I operated with production colonies which were reinforced, as necessary, to get my honey crop and colonies at the home apiary to provide those reinforcements - while keeping them busy and useful without fear of them becoming over-crowded and producing queen cells until I wanted (aimed for late May).

That is when I made my splits - queens are likely to get mated better in early June, new colonies are quick to expand, plenty of time to assess the raised queens before reducing the colonies later in the season. Colonies that were sufficiently strong to repel wasp attacks, with low varroa loads were easy - as the selected splits were likely all ready for treatment at much the same time. I sublimated oxalic when they were without capped brood to keep things simple and effective. I only ever trickled oxalic acid one - or at most two winters, before realising that opening hives in the middle of winter was folly.

Now, if you want to make walk-away splits in March or late in the season, go ahead - but expect trouble because you are just looking for it. There are better, easier and more effective ways to keep bees.
 
Now, if you want to make walk-away splits in March or late in the season, go ahead - but expect trouble because you are just looking for it.
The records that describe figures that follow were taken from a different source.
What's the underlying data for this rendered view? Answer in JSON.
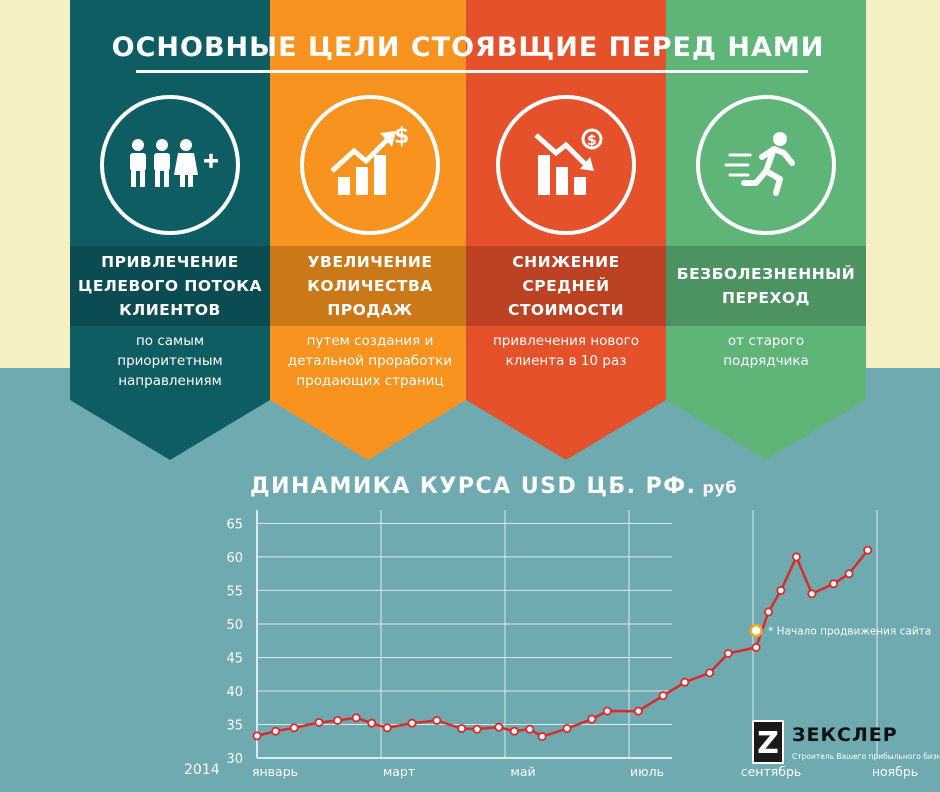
{
  "header": {
    "title": "ОСНОВНЫЕ ЦЕЛИ СТОЯВЩИЕ ПЕРЕД НАМИ"
  },
  "goals": [
    {
      "title": "ПРИВЛЕЧЕНИЕ\nЦЕЛЕВОГО ПОТОКА\nКЛИЕНТОВ",
      "text": "по самым\nприоритетным\nнаправлениям",
      "icon": "people-plus-icon",
      "color": "#0d5d63"
    },
    {
      "title": "УВЕЛИЧЕНИЕ\nКОЛИЧЕСТВА\nПРОДАЖ",
      "text": "путем создания и\nдетальной проработки\nпродающих страниц",
      "icon": "growth-chart-dollar-icon",
      "color": "#f7931e"
    },
    {
      "title": "СНИЖЕНИЕ\nСРЕДНЕЙ\nСТОИМОСТИ",
      "text": "привлечения нового\nклиента в 10 раз",
      "icon": "decline-chart-dollar-icon",
      "color": "#e4512b"
    },
    {
      "title": "БЕЗБОЛЕЗНЕННЫЙ\nПЕРЕХОД",
      "text": "от старого\nподрядчика",
      "icon": "running-man-icon",
      "color": "#5fb477"
    }
  ],
  "chart_data": {
    "type": "line",
    "title": "ДИНАМИКА КУРСА USD ЦБ. РФ.",
    "unit": "руб",
    "year_label": "2014",
    "ylim": [
      30,
      67
    ],
    "yticks": [
      30,
      35,
      40,
      45,
      50,
      55,
      60,
      65
    ],
    "month_ticks": [
      {
        "label": "январь",
        "x": 0
      },
      {
        "label": "март",
        "x": 2
      },
      {
        "label": "май",
        "x": 4
      },
      {
        "label": "июль",
        "x": 6
      },
      {
        "label": "сентябрь",
        "x": 8
      },
      {
        "label": "ноябрь",
        "x": 10
      }
    ],
    "xlim": [
      0,
      11.5
    ],
    "series": [
      {
        "color": "#d92b2b",
        "points": [
          [
            0.0,
            33.3
          ],
          [
            0.3,
            34.0
          ],
          [
            0.6,
            34.5
          ],
          [
            1.0,
            35.3
          ],
          [
            1.3,
            35.6
          ],
          [
            1.6,
            36.0
          ],
          [
            1.85,
            35.2
          ],
          [
            2.1,
            34.5
          ],
          [
            2.5,
            35.2
          ],
          [
            2.9,
            35.6
          ],
          [
            3.3,
            34.4
          ],
          [
            3.55,
            34.3
          ],
          [
            3.9,
            34.6
          ],
          [
            4.15,
            34.0
          ],
          [
            4.4,
            34.3
          ],
          [
            4.6,
            33.2
          ],
          [
            5.0,
            34.4
          ],
          [
            5.4,
            35.8
          ],
          [
            5.65,
            37.0
          ],
          [
            6.15,
            37.0
          ],
          [
            6.55,
            39.3
          ],
          [
            6.9,
            41.3
          ],
          [
            7.3,
            42.7
          ],
          [
            7.6,
            45.6
          ],
          [
            8.05,
            46.5
          ],
          [
            8.25,
            51.8
          ],
          [
            8.45,
            55.0
          ],
          [
            8.7,
            60.0
          ],
          [
            8.95,
            54.5
          ],
          [
            9.3,
            56.0
          ],
          [
            9.55,
            57.5
          ],
          [
            9.85,
            61.0
          ]
        ]
      }
    ],
    "annotation": {
      "x": 8.05,
      "y": 49.0,
      "text": "* Начало продвижения сайта"
    }
  },
  "brand": {
    "name": "ЗЕКСЛЕР",
    "letter": "Z",
    "tagline": "Строитель Вашего прибыльного бизнеса"
  }
}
Thank-you, but I'm not enquiing about early splits; I wouldn't recommend them. As you said, I timed mine to have queens mating in early June and it worked like a dream.
 
Any weak colony in August here is not going to survive through September.
The wasps WILL wipe them out.

So splits in July are doomed unless from very strong. colonies. and supplied with mated queens
 
Any weak colony in August here is not going to survive through September.
The wasps WILL wipe them out.

So splits in July are doomed unless from very strong. colonies. and supplied with mated queens

A straight answer.....Ta.... (y)
 
I'm smack in the middle of England.
My last queens were raised and queen cells put into nucs 2nd week in August last year. The nucs were strong though.
All that were mated ( about 10 out of 12 ) survived winter and had to be put into full hives in March, one turned into a DLQ in May.

Sometimes I receive mated queens in late August early September. Being mated they can be introduced into a nuc of nurse bees and overwinter easily.